Qual é o problema da sua esposa?
– Surdez. Não ouve nada.
– Então o senhor vai fazer assim: antes de vir com ela, pois só tem
consulta daqui a 15 dias, vai fazer um teste para facilitar o diagnóstico
do médico.
O senhor vai colocar-se a várias distâncias da sua esposa. Fala para
ela normalmente e, quando vier, diz ao médico a que distância estava dela quando ela o começou a ouvir, certo?
Nesse dia, à noite, quando a mulher estava a preparar o jantar, o
idoso lembrou-se então de fazer o teste. Mediu a distância que estava em relação à mulher. E pensou: ‘Estou a 15 metros de distância. Vai ser agora!’
– Maria… o que é o jantar?
Nada. Silêncio. Aproxima-se 5 metros.
– Maria… o que é o jantar?
Nada. Silêncio. Fica à distância de 3 metros:
– Maria… o que é o jantar?
Silêncio. Por fim, encosta-se às costas da mulher e volta a
perguntar:
– Maria! O que é o jantar?
– É frango, f…-se!!! É a quarta vez que te respondo!!!…

(recebi do A.Oliveira)

Minuto de sabedoria masculina…

“Mestre, não entendo. Se um homem transa com várias mulheres, ele é visto como um garanhão.
Se uma mulher transa com vários homens, ela é vista como uma vadia. Não é injusto?”

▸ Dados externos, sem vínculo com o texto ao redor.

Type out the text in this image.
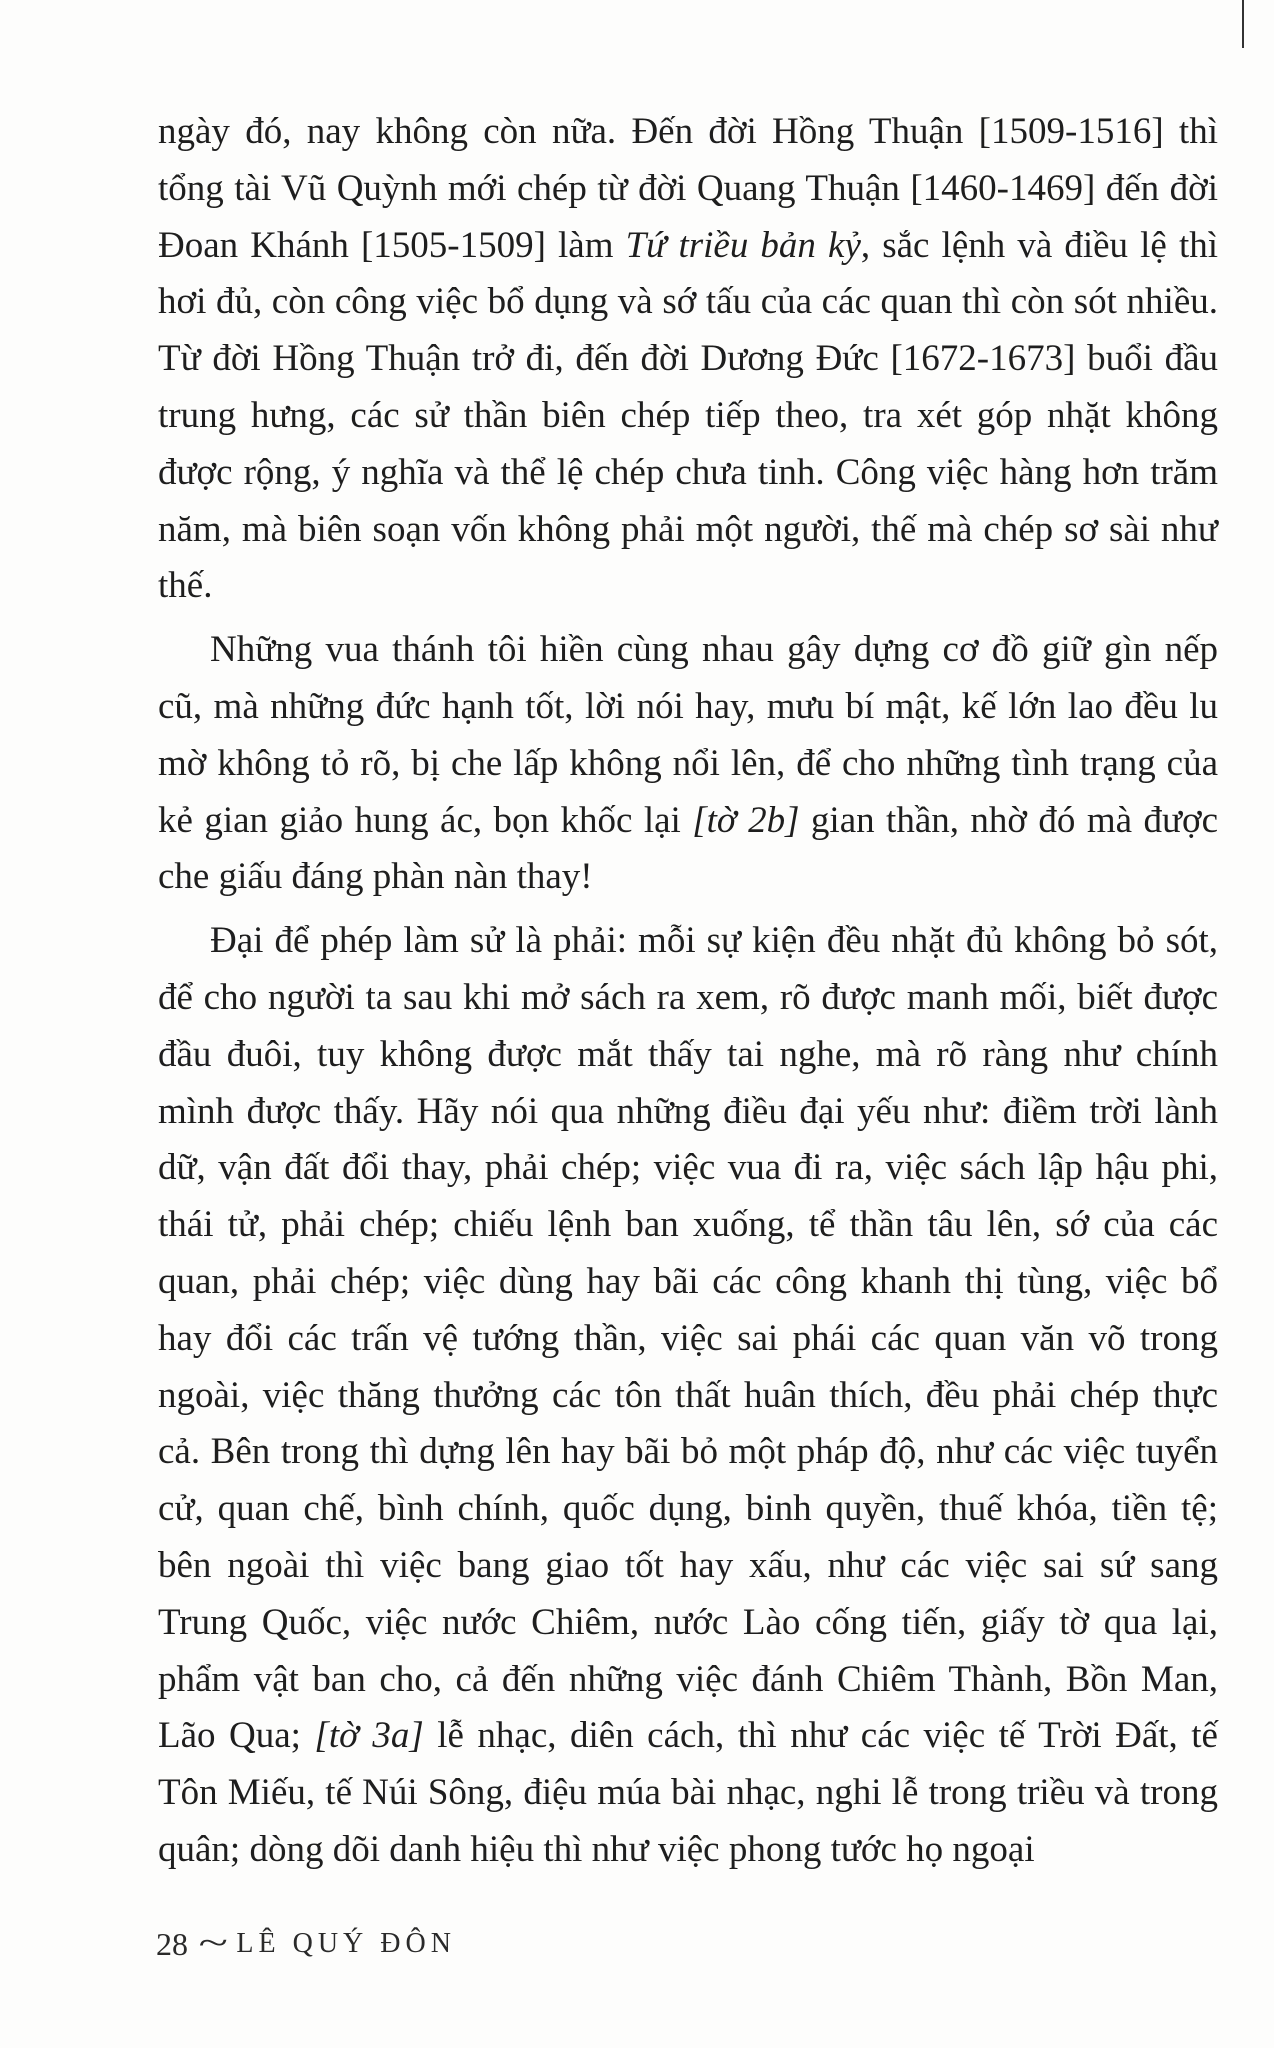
ngày đó, nay không còn nữa. Đến đời Hồng Thuận [1509-1516] thì tổng tài Vũ Quỳnh mới chép từ đời Quang Thuận [1460-1469] đến đời Đoan Khánh [1505-1509] làm Tứ triều bản kỷ, sắc lệnh và điều lệ thì hơi đủ, còn công việc bổ dụng và sớ tấu của các quan thì còn sót nhiều. Từ đời Hồng Thuận trở đi, đến đời Dương Đức [1672-1673] buổi đầu trung hưng, các sử thần biên chép tiếp theo, tra xét góp nhặt không được rộng, ý nghĩa và thể lệ chép chưa tinh. Công việc hàng hơn trăm năm, mà biên soạn vốn không phải một người, thế mà chép sơ sài như thế.

Những vua thánh tôi hiền cùng nhau gây dựng cơ đồ giữ gìn nếp cũ, mà những đức hạnh tốt, lời nói hay, mưu bí mật, kế lớn lao đều lu mờ không tỏ rõ, bị che lấp không nổi lên, để cho những tình trạng của kẻ gian giảo hung ác, bọn khốc lại [tờ 2b] gian thần, nhờ đó mà được che giấu đáng phàn nàn thay!

Đại để phép làm sử là phải: mỗi sự kiện đều nhặt đủ không bỏ sót, để cho người ta sau khi mở sách ra xem, rõ được manh mối, biết được đầu đuôi, tuy không được mắt thấy tai nghe, mà rõ ràng như chính mình được thấy. Hãy nói qua những điều đại yếu như: điềm trời lành dữ, vận đất đổi thay, phải chép; việc vua đi ra, việc sách lập hậu phi, thái tử, phải chép; chiếu lệnh ban xuống, tể thần tâu lên, sớ của các quan, phải chép; việc dùng hay bãi các công khanh thị tùng, việc bổ hay đổi các trấn vệ tướng thần, việc sai phái các quan văn võ trong ngoài, việc thăng thưởng các tôn thất huân thích, đều phải chép thực cả. Bên trong thì dựng lên hay bãi bỏ một pháp độ, như các việc tuyển cử, quan chế, bình chính, quốc dụng, binh quyền, thuế khóa, tiền tệ; bên ngoài thì việc bang giao tốt hay xấu, như các việc sai sứ sang Trung Quốc, việc nước Chiêm, nước Lào cống tiến, giấy tờ qua lại, phẩm vật ban cho, cả đến những việc đánh Chiêm Thành, Bồn Man, Lão Qua; [tờ 3a] lễ nhạc, diên cách, thì như các việc tế Trời Đất, tế Tôn Miếu, tế Núi Sông, điệu múa bài nhạc, nghi lễ trong triều và trong quân; dòng dõi danh hiệu thì như việc phong tước họ ngoại

28 ~ LÊ QUÝ ĐÔN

“Minha filha, pense nisto desta forma.
Se uma chave abre várias fechaduras, ela é uma chave mestra, uma coisa boa de se ter.
Já uma fechadura que é aberta por várias chaves diferentes… bem, esta é uma péssima coisa para se ter”.

Trabalho ou prazer?

“Um Presidente de uma determinada empresa, casado há 25 anos, está na maior dúvida se transar com a mulher, depois de tanto tempo de casamento, é trabalho ou prazer. Na dúvida, ligou pro Diretor Geral e perguntou-lhe o que ele achava.
O Diretor ligou pro Vice-Diretor e fez a mesma pergunta. O Vice-Diretor ligou pro Gerente Geral perguntando a mesma coisa.
E assim seguiu-se a corrente de ligações até que a pergunta chegou ao Setor Jurídico e o Advogado Chefe perguntou como de praxe, pro Estagiário que estava todo afobado fazendo mil coisas ao mesmo tempo.
– Ôh rapaz, você tem um minuto pra responder se quando o Presidente da empresa transa com a mulher dele é trabalho ou prazer???
– É prazer, Doutor!!! – respondeu o Estagiário prontamente e com segurança.
– Ué? Como é que você pode responder isso com tanta segurança e certeza?
– É que… Se fosse trabalho, já tinham mandado eu fazer !!!”

Acredito que assim como essa “cambada” de descompromissados ignora o motivo de algumas de suas atitudes, qualquer um de nós acaba realizando tarefas, que deveriam ser prazerosas, como se fossem obrigação ou necessidade.
Mas na medida em que nos transformamos, ao longo dos anos, as coisas vão mudando. Existe um prazer indiscutível no trabalho que as pessoas idosas realizam. Acreditamos que o idoso deve ser poupado de trabalhar, inclusive poupado de pequenos serviços domésticos, porque assim nos diz nosso coração de gente nova, ou porque fomos instruídos para poupar nossos pais no final da vida, por eles mesmos.
Bom, eu que logo farei 60 anos, não pretendo parar tão cedo, e, não vejo ninguém perto de mim com força o bastante para me impedir.
Curiosamente o eletricista e o encanador que fazem serviços na minha casa são adoráveis senhores de mais de oitenta anos. O eleticista quase me infarta quando sobe com a maior desenvoltura no telhado. Por aqui, em casa, costumam chamar esses profissionais de “New Tricks”, alusão à série inglesa.
Mas eu prefiro lidar com gente que aprendeu ao longo da vida a ser responsável e a gostar do que faz. Por outro lado, há 4 dias chamei o construtor, rapaz de menos de 40 anos, responsável pela reforma da minha casa e ainda estou aguardando ele chegar. Deve ter se perdido no caminho. O mesmo posso falar da arquiteta, também com menos de quarenta mas sem muita pressa para cumprir prazos.
Então, eu prefiro quem faz por prazer e que não precisa consultar alguém para esclarecê-lo acerca disso.
Mas que tem gente igual a esse empresário, tem sim; e, aos montes.